Sunday, September 30, 2018

Salty Pretzels: Cultural Misappropriation

Halloween is coming. You may already know that it is one of my favorite holidays and I am looking forward to some family cosplay this year now that the Kid is in school. However, I am already over the annual ritual of policing costume choices on the basis of race and culture (a sin most often committed by white people), also known as cultural appropriation.

I engaged in an exchange with someone online last year about this issue and it ended in a stalemate because she was dug into the idea that certain costumes and characters are "for us" exclusively while other costumes and characters are universal. I take issue with that position, and I am willing to risk being the lone voice in the wilderness this Halloween because I am actually looking forward to seeing how many little white kids decide to dress up as the Black Panther.

But before we address children's costume choices, let's set the ground rules for everyone over the age of you-should-know-better-than-that-isht. Here it is: dress in a costume, not as a culture. Don't unleash your racist urges by dressing up in blackface and skip the feathered headresses and warpaint. There is no reason to dress like a Klansman or as a Nazi because you already know that ain't funny. And don't get precious if you are called out for being that asshole and you end up losing your job or your scholarship. You've been warned.

So now, let's turn our attention to the fuzzy area between costumes and culture. For example, what if a child wants to dress up as Nacho Libre? Lucha Libre is a Mexican wrestling cultural tradition, so was the character portrayed by Jack Black, a white guy, an appropriation or was it a homage? According to the PC argument, dressing as a luchadore if you're not Mexican might be considered offensive. So might dressing your daughter up as a geisha if she's not Asian (Japanese specifically) or dressing as a hula dancer if you're not Hawaiian. If you're not French, can you dress like a mime or a can-can dancer? If you aren't Australian, would Crocodile Dundee be problematic? If taken to its most illogical stretches of the imagination it could be (and has been) argued that dressing as a cowboy if you aren't from out West also could be offensive.

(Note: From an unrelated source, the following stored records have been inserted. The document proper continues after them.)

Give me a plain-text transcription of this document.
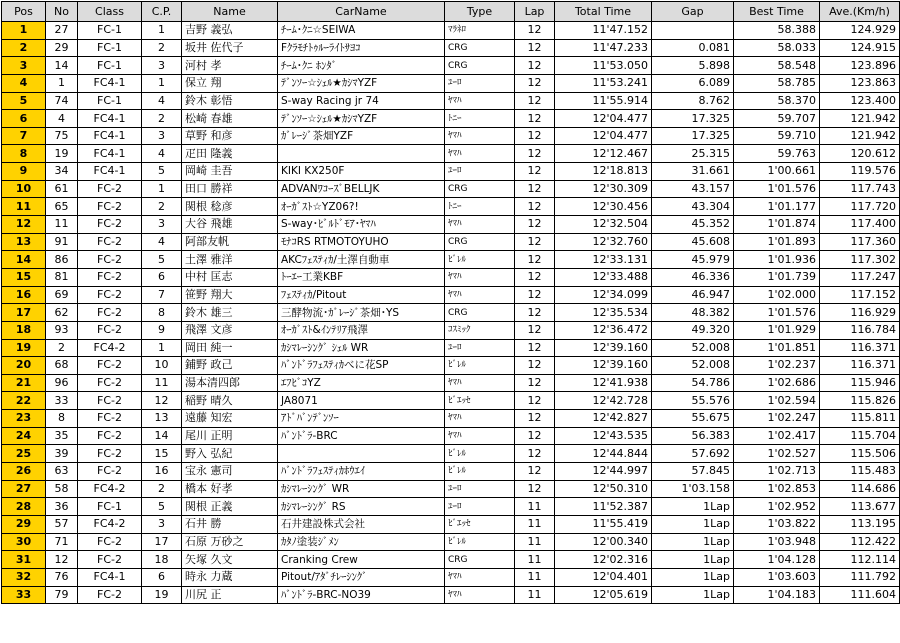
Pos	No	Class	C.P.	Name	CarName	Type	Lap	Total Time	Gap	Best Time	Ave.(Km/h)
1	27	FC-1	1	吉野 義弘	ﾁｰﾑ･ｸﾆ☆SEIWA	ﾏﾗﾈﾛ	12	11'47.152		58.388	124.929
2	29	FC-1	2	坂井 佐代子	Fｸﾗﾓﾁﾄｩﾙｰﾗｲﾄｻﾖｺ	CRG	12	11'47.233	0.081	58.033	124.915
3	14	FC-1	3	河村 孝	ﾁｰﾑ･ｸﾆ ﾎﾝﾀﾞ	CRG	12	11'53.050	5.898	58.548	123.896
4	1	FC4-1	1	保立 翔	ﾃﾞﾝｿｰ☆ｼｪﾙ★ｶｼﾏYZF	ﾕｰﾛ	12	11'53.241	6.089	58.785	123.863
5	74	FC-1	4	鈴木 彰悟	S-way Racing jr 74	ﾔﾏﾊ	12	11'55.914	8.762	58.370	123.400
6	4	FC4-1	2	松崎 春雄	ﾃﾞﾝｿｰ☆ｼｪﾙ★ｶｼﾏYZF	ﾄﾆｰ	12	12'04.477	17.325	59.707	121.942
7	75	FC4-1	3	草野 和彦	ｶﾞﾚｰｼﾞ茶畑YZF	ﾔﾏﾊ	12	12'04.477	17.325	59.710	121.942
8	19	FC4-1	4	疋田 隆義		ﾔﾏﾊ	12	12'12.467	25.315	59.763	120.612
9	34	FC4-1	5	岡崎 圭吾	KIKI KX250F	ﾕｰﾛ	12	12'18.813	31.661	1'00.661	119.576
10	61	FC-2	1	田口 勝祥	ADVANﾜｺｰｽﾞBELLJK	CRG	12	12'30.309	43.157	1'01.576	117.743
11	65	FC-2	2	関根 稔彦	ｵｰｶﾞｽﾄ☆YZ06?!	ﾄﾆｰ	12	12'30.456	43.304	1'01.177	117.720
12	11	FC-2	3	大谷 飛雄	S-way･ﾋﾞﾙﾄﾞﾓｱ･ﾔﾏﾊ	ﾔﾏﾊ	12	12'32.504	45.352	1'01.874	117.400
13	91	FC-2	4	阿部友帆	ﾓﾅｺRS RTMOTOYUHO	CRG	12	12'32.760	45.608	1'01.893	117.360
14	86	FC-2	5	土澤 雅洋	AKCﾌｪｽﾃｨｶ/土澤自動車	ﾋﾞﾚﾙ	12	12'33.131	45.979	1'01.936	117.302
15	81	FC-2	6	中村 匡志	ﾄｰｴｰ工業KBF	ﾔﾏﾊ	12	12'33.488	46.336	1'01.739	117.247
16	69	FC-2	7	笹野 翔大	ﾌｪｽﾃｨｶ/Pitout	ﾔﾏﾊ	12	12'34.099	46.947	1'02.000	117.152
17	62	FC-2	8	鈴木 雄三	三酵物流･ｶﾞﾚｰｼﾞ茶畑･YS	CRG	12	12'35.534	48.382	1'01.576	116.929
18	93	FC-2	9	飛澤 文彦	ｵｰｶﾞｽﾄ&ｲﾝﾃﾘｱ飛澤	ｺｽﾐｯｸ	12	12'36.472	49.320	1'01.929	116.784
19	2	FC4-2	1	岡田 純一	ｶｼﾏﾚｰｼﾝｸﾞ ｼｪﾙ WR	ﾕｰﾛ	12	12'39.160	52.008	1'01.851	116.371
20	68	FC-2	10	鋪野 政己	ﾊﾞﾝﾄﾞﾗﾌｪｽﾃｨｶべに花SP	ﾋﾞﾚﾙ	12	12'39.160	52.008	1'02.237	116.371
21	96	FC-2	11	湯本清四郎	ｴﾌﾋﾞｺYZ	ﾔﾏﾊ	12	12'41.938	54.786	1'02.686	115.946
22	33	FC-2	12	稲野 晴久	JA8071	ﾋﾞｴｯｾ	12	12'42.728	55.576	1'02.594	115.826
23	8	FC-2	13	遠藤 知宏	ｱﾄﾞﾊﾞﾝﾃﾞﾝｿｰ	ﾔﾏﾊ	12	12'42.827	55.675	1'02.247	115.811
24	35	FC-2	14	尾川 正明	ﾊﾞﾝﾄﾞﾗ-BRC	ﾔﾏﾊ	12	12'43.535	56.383	1'02.417	115.704
25	39	FC-2	15	野入 弘紀		ﾋﾞﾚﾙ	12	12'44.844	57.692	1'02.527	115.506
26	63	FC-2	16	宝永 憲司	ﾊﾞﾝﾄﾞﾗﾌｪｽﾃｨｶﾎｳｴｲ	ﾋﾞﾚﾙ	12	12'44.997	57.845	1'02.713	115.483
27	58	FC4-2	2	橋本 好孝	ｶｼﾏﾚｰｼﾝｸﾞ WR	ﾕｰﾛ	12	12'50.310	1'03.158	1'02.853	114.686
28	36	FC-1	5	関根 正義	ｶｼﾏﾚｰｼﾝｸﾞ RS	ﾕｰﾛ	11	11'52.387	1Lap	1'02.952	113.677
29	57	FC4-2	3	石井 勝	石井建設株式会社	ﾋﾞｴｯｾ	11	11'55.419	1Lap	1'03.822	113.195
30	71	FC-2	17	石原 万砂之	ｶﾀﾉ塗装ｼﾞﾒﾝ	ﾋﾞﾚﾙ	11	12'00.340	1Lap	1'03.948	112.422
31	12	FC-2	18	矢塚 久文	Cranking Crew	CRG	11	12'02.316	1Lap	1'04.128	112.114
32	76	FC4-1	6	時永 力蔵	Pitout/ｱﾀﾞﾁﾚｰｼﾝｸﾞ	ﾔﾏﾊ	11	12'04.401	1Lap	1'03.603	111.792
33	79	FC-2	19	川尻 正	ﾊﾞﾝﾄﾞﾗ-BRC-NO39	ﾔﾏﾊ	11	12'05.619	1Lap	1'04.183	111.604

See how quickly it goes downhill? I haven't even gotten to the Disney characters that were at issue in the argument I had last year. And if we keep on going, then it gives all of those still-living-in-their-mama's-basement racists an excuse to complain when characters that historically have been white get recast (such as Spiderman).

I am not making light of a serious issue, nor am I joining the dark side by making fun of political correctness. I am merely suggesting that certain cultural expressions can be costumes in the appropriate context. We can cite examples from the past where it was obvious the intent was to poke fun of or ridicule other cultures, such as Mickey Rooney's very unfortunate depiction of an Asian neighbor in Breakfast at Tiffany's. But I think that we go too far when we complain about a child dressed as Mulan, even if she isn't Chinese.

We also go too far when we argue that certain characters belong to specific communities. The key word is character. Mulan is a Disney character who happens to be Chinese, but are we suggesting that only little Chinese girls can see themselves reflected in her story? (BTW, you've probably guessed that she is my favorite Disney Princess because she isn't technically a princess, but is a heroine.) Does that mean that my only options for my daughter are Tiana or Elena of Avalor or Doc McStuffins? And do we seriously believe that white girls have "enough" alternatives so they should be discouraged from even considering Tiana, Doc McStuffins, Shuri, Elena, Jasmine, Pocahontas or Mulan?

Halloween is supposed to be fun. In addition to having a sufficient stash of allergy-free treats (gluten-free unsalted pretzels and stickers), I also have to worry about dressing my child in something age-appropriate that isn't too sexualized. I have to plan for several Halloween events and come up with ideas for my own costume. And then I have to prepare for Thanksgiving and Christmas. I have a lot of Busy Black Woman stuff on my plate, so the last thing I need to worry about is offending some graduate student accidentally or on purpose.